Ebang, China leading maker of bitcoin mining gear, has allowed its application for an initial public offering (IPO) in Hong Kong to lapse on Friday.

The Hangzhou-based company which makes the Ebit miner never disclosed exactly how much it hoped to raise and is now the last of the big-three cryptocurrency mining giants to have passed up on listing shares in Hong Kong.

Market leader Bitmain’s IPO application lapsed on March 25, while Canaan allowed its application to expire in November 2018.

Ebang first tried to take its shares public on the Hong Kong exchange on June 24, 2018, but updated its application the following December. IPO applications to list on the Hong Kong Exchange are only valid for six months.

While investors on cryptocurrency exchanges have had to come to terms with high levels of price volatility in crypto-assets, the Hong Kong stock exchange HKEX has reportedly been reluctant to list shares in associated companies.

HKEX feels that excessive moves on cryptocurrency exchanges could cause similar behaviour for associated stocks on its exchange.

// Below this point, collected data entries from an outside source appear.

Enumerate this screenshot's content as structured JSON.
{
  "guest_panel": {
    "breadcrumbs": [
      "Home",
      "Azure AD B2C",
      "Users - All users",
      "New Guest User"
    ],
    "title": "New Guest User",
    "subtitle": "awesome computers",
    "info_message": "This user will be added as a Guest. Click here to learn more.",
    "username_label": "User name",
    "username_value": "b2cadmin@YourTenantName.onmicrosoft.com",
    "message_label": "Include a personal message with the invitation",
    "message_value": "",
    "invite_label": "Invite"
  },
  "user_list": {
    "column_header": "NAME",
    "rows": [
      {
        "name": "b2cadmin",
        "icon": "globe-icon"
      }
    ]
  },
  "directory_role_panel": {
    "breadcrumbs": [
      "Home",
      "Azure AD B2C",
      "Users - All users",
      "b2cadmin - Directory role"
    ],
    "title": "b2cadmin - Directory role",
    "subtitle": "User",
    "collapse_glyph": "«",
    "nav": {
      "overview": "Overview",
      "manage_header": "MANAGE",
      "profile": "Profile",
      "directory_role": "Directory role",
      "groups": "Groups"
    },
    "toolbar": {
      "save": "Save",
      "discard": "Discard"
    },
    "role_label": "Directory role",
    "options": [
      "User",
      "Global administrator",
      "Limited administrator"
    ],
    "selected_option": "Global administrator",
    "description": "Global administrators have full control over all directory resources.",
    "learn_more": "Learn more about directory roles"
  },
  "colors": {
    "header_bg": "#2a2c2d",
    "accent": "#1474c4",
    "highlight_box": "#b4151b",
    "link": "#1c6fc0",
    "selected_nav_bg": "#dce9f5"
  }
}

Citing a source involved in talks over Canaan’s listing, Coinbase reported the exchange was nervous about listing such companies.

Coinbase’s source said:

The exchange is very hesitant to actually approve these bitcoin mining companies because the industry is so volatile. There’s a real risk that they could just not exist anymore in a year or two. The HKEX doesn’t want to be the first exchange in the world to approve this and have one die on them.

New York Filing?

The question now turns, however, to: will New York jump in where Hong Kong fears to tread?

As Ebang’s Hong Kong IPO lapsed on Friday, news was breaking across the Pacific that Bitmain – which was valued at $15 billion in a private funding round last year – was consulting with advisers about a US stock listing. 

When its Hong Kong application lapsed it was hoping to raise up to US$3 billion. Insiders known to Bloomberg believe Bitmain will file for an IPO on tne New York Stock Exchange in the second half of 2019.